Provided however, no pit-bulls, rottweilers or
other fighting dogs will be permitted on any of
the Lots;
- Discharge saline or other
regenerating solution from water softening
equipment or any other chemicals into any street,
easement, surface water drain, or portion of the
subdivision property so as to harmfully affect
any landscaping plants;
- Additional rules and regulations
are attached to this Declaration marked Exhibit
"D" and by this reference made a part
hereof.
12. LEASE OR SUBLEASE OF LOT. In
recognition of the close proximity to the units and the
compact living conditions which will exist in this
subdivision, the mutual utilization and sharing of the
Association Property, and the compatibility and
congeniality which must exist between the lot owners and
occupants in order to make and undertaking of this nature
satisfactory and enjoyable for all parties in interest,
it shall be necessary for the board or directors of the
Association, or its duly authorized officers, agent or
committee, to approve in writing each lease or sublease
in order to make the same valid and effective. Written
application for each such approval shall contain such
information and may be required by application forms
promulgated by the board. When considering the
application, consideration shall be given to the moral
character, social compatibility, personal habits, and
financial responsibility of the proposed purchaser,
transferee, lessee or occupant. A waiver of this
provision or the failure to enforce it in any particular
instance shall not constitute a waiver of, or estop the
Association from enforcing, this provision in any other
instance.
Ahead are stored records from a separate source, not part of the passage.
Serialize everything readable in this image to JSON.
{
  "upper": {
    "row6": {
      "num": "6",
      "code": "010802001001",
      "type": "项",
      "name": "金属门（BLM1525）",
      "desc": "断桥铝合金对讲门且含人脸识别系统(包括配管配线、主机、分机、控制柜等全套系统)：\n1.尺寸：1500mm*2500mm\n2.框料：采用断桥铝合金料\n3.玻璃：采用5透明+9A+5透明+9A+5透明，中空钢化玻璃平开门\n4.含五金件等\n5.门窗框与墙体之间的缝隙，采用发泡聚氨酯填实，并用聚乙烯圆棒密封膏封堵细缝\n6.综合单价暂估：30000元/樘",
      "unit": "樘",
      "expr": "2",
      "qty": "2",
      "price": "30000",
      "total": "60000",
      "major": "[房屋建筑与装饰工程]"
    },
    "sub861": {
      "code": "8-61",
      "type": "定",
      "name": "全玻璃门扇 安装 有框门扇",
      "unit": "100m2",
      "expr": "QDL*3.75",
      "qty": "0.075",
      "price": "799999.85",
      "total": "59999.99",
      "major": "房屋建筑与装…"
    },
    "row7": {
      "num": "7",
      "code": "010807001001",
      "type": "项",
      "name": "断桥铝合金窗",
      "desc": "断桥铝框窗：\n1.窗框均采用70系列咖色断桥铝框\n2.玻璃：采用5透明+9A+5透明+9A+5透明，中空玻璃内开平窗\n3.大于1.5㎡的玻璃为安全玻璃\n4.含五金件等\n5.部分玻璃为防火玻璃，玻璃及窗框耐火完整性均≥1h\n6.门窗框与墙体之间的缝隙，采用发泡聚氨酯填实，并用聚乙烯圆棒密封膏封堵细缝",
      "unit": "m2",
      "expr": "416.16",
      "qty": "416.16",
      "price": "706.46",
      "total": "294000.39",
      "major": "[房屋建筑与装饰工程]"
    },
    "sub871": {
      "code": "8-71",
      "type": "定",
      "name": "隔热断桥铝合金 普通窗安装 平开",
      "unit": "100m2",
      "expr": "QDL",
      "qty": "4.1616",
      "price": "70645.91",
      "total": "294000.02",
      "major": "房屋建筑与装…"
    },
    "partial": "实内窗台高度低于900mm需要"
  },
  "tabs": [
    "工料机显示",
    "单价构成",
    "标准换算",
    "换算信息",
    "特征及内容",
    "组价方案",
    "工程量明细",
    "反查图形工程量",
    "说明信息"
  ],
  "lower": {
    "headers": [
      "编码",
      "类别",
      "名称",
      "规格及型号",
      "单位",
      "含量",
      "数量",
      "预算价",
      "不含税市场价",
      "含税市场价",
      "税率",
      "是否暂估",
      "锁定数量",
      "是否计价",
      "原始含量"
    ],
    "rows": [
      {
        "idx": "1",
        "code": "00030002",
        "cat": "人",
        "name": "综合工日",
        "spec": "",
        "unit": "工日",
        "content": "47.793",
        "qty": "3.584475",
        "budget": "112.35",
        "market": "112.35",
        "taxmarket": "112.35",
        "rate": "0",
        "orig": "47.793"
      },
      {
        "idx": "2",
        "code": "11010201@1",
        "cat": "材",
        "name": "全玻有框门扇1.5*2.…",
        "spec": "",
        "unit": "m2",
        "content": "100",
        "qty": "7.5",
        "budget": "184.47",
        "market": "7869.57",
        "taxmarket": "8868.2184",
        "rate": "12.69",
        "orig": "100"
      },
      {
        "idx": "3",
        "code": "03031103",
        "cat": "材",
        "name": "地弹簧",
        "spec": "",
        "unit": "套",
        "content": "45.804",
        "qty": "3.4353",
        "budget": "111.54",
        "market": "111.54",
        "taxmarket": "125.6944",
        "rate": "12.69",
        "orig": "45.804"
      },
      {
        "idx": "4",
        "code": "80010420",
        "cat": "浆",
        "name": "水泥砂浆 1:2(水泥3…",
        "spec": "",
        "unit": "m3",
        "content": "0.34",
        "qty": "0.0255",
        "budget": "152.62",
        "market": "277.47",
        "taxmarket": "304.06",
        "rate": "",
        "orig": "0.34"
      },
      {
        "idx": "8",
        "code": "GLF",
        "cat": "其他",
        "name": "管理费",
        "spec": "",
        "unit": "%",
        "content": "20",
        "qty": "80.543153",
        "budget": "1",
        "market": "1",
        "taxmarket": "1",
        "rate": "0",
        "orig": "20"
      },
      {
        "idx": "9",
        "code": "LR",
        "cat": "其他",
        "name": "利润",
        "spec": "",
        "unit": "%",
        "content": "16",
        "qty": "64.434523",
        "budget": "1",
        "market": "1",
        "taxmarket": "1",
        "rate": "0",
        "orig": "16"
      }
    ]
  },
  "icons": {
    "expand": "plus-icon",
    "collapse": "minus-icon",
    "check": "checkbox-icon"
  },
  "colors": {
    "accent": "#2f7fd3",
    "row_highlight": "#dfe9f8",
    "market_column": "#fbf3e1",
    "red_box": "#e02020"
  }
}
A lessee shall not assign his lease or sublet
his lot without the prior written approval of the board
of directors or its duly authorized officer, agent, or
committee.
The foregoing provisions shall not be
applicable to leases to or from institutional mortgagees
or Declarant or to any person, firm or entity who
acquires his Lot at foreclosure sale of any mortgage held
by institutional mortgagees or by acceptance of any deed
in lieu of foreclosure by said institutional mortgagees.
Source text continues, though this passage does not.